Demeter was the daughter of Cronus and Rhea, and sister of Hestia, Hera, Aides, Poseidon, and Zeus. Like the other children of Cronus she was devoured by her father, but he gave her forth again after taking the emetic which Metis had given him. Her Roman equivalent is Ceres.
Demeter is intimately associated with the seasons, being the great Olympian goddess of agriculture, grain, and bread (the prime sustenance of mankind) and the harvest. It is Demeter that makes the crops grow each year. The first loaf of bread from the harvest is sacrificed to her. Demeter is the goddess of the earth, of agriculture, and of fertility in general. She also presided over the foremost of the Mystery Cults (Eleusinian Mysteries) which promised its initiates the path to a blessed afterlife.
By her brother Zeus, Demeter became the mother of Persephone (Proserpina) and Dionysus and by Poseidon of Despoena and the horse Arion.
The most widely known tale of Demeter is the rape of her daughter, Persephone by Pluto (Hades). This story suggests the main idea embodied in Demeter. Zeus, without the knowledge of Demeter, had promised Persephone to Pluto, to be his wife in the underworld. While Persephone was gathering flowers, which Zeus had caused to grow in order to tempt her and to favor Pluto’s scheme, the earth suddenly opened and she was carried off by Pluto.

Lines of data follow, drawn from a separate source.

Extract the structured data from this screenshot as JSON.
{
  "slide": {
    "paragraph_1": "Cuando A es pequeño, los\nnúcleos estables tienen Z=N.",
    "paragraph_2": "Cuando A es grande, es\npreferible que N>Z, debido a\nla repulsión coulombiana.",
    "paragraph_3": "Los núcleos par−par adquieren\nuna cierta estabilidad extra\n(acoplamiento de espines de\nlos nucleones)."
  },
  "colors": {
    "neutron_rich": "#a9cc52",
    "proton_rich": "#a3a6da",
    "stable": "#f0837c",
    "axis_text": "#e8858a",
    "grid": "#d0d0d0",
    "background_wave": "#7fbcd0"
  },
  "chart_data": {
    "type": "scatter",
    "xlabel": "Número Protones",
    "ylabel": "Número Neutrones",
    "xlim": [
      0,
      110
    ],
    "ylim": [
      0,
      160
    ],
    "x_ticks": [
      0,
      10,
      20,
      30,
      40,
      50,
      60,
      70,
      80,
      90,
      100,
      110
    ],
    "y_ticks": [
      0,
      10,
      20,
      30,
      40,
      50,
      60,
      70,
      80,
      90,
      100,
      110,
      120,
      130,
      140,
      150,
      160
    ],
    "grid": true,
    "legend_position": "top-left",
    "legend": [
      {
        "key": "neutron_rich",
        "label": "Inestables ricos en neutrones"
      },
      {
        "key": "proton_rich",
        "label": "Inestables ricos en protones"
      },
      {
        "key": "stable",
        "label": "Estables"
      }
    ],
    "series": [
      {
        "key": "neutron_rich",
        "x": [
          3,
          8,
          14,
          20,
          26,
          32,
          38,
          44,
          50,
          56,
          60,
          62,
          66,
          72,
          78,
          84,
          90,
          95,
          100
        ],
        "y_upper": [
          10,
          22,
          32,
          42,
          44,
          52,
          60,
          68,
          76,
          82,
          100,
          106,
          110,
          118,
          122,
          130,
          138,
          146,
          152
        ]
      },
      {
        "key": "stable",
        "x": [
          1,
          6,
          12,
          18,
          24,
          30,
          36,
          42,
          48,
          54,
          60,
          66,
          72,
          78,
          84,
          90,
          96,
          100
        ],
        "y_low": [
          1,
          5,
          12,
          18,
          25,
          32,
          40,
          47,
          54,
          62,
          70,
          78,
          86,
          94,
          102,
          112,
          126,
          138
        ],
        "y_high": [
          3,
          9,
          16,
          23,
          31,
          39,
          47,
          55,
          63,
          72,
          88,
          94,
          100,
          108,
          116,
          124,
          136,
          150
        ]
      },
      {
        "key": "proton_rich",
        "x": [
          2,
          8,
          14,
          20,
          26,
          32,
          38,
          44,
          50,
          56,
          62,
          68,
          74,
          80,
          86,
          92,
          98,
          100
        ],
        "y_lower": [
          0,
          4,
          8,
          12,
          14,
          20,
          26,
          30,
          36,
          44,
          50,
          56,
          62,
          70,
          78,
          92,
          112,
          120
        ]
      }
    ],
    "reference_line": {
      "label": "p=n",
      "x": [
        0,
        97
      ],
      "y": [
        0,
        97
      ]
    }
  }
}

Demeter wandered about in search of her daughter for nine days, without taking any nectar or ambrosia, and without bathing. On the tenth she met Hecate, who told her that she had heard the cries of Persephone, but did not know who had carried her off. Both then hastened to Helios, who revealed to them that Pluto had been the ravisher, and with the consent of Zeus.
Demeter in her anger at this news avoided Olympus, and dwelt upon earth among men, conferring presents and blessings wherever she was kindly received, and severely punishing those who repulsed her or did not receive her gifts with proper reverence. In this manner she came to Celeus at Eleusis. At Eleusis Persephone and Demeter were joined by Hecate, who henceforth remained the attendant and companion of Persephone.
As Demeter still continued in her anger, and produced famine on the earth by not allowing the fields to produce any fruit, Zeus, anxious that the race of mortals should not become extinct, sought Persephone’s return.
Pluto agreed to release her, but gave her a pomegranate. When she ate the pomegranate seeds, she was bound to him for one third of the year, either the dry Mediterranean summer, when plant life is threatened by drought, or the autumn and winter. During these months Demeter grieves her daughters absence, and withdraws her gifts from the world, creating winter. Persephone’s return brings the spring.
Demeter was especially worshipped by women. Her priestess also initiated young married people into the duties of their new situation. As the goddess of the earth she was a subterraneous divinity, who worked in the regions inaccessible to the rays of Helios. As agriculture is the basis of a well-regulated social condition, Demeter is represented also as the friend of peace and as a law-giving goddess.
Demeter’s greatest gifts to humankind were agriculture, particularly of cereals, and the Mysteries which give the initiate higher hopes in this life and the afterlife. These two gifts were intimately connected in Demeter’s myths and mystery cults.
According to the personal mythology of Robert Graves, Persephone is not only the younger self of Demeter, she is in turn also one of three guises of the Triple Goddess — Kore (the youngest, the maiden, signifying green young grain), Persephone (in the middle, the nymph, signifying the ripe grain waiting to be harvested), and Hecate (the eldest of the three, the crone, the harvested grain), which to a certain extent reduces the name and role of Demeter to that of group name. Before her abduction, she is called Kore; and once taken she becomes Persephone (she who brings destruction).
Demeter is often depicted as a mature woman, crowned and holding sheaves of wheat and and a torch.
Demeter’s emblem is the poppy, a bright red flower that grows among the barley. Sacred to her are livestock and agricultural products, poppy, narcissus and the crane.
Demeter is also known for founding the Eleusinian Mysteries. These were huge festivals held every five years. They were important events for many centuries. Yet, little is known of them as those attending were sworn to secrecy. The central tenant seems to have been that just as grain returns every spring after its harvest and wintery death, so too the human soul could be reborn after the death of the body.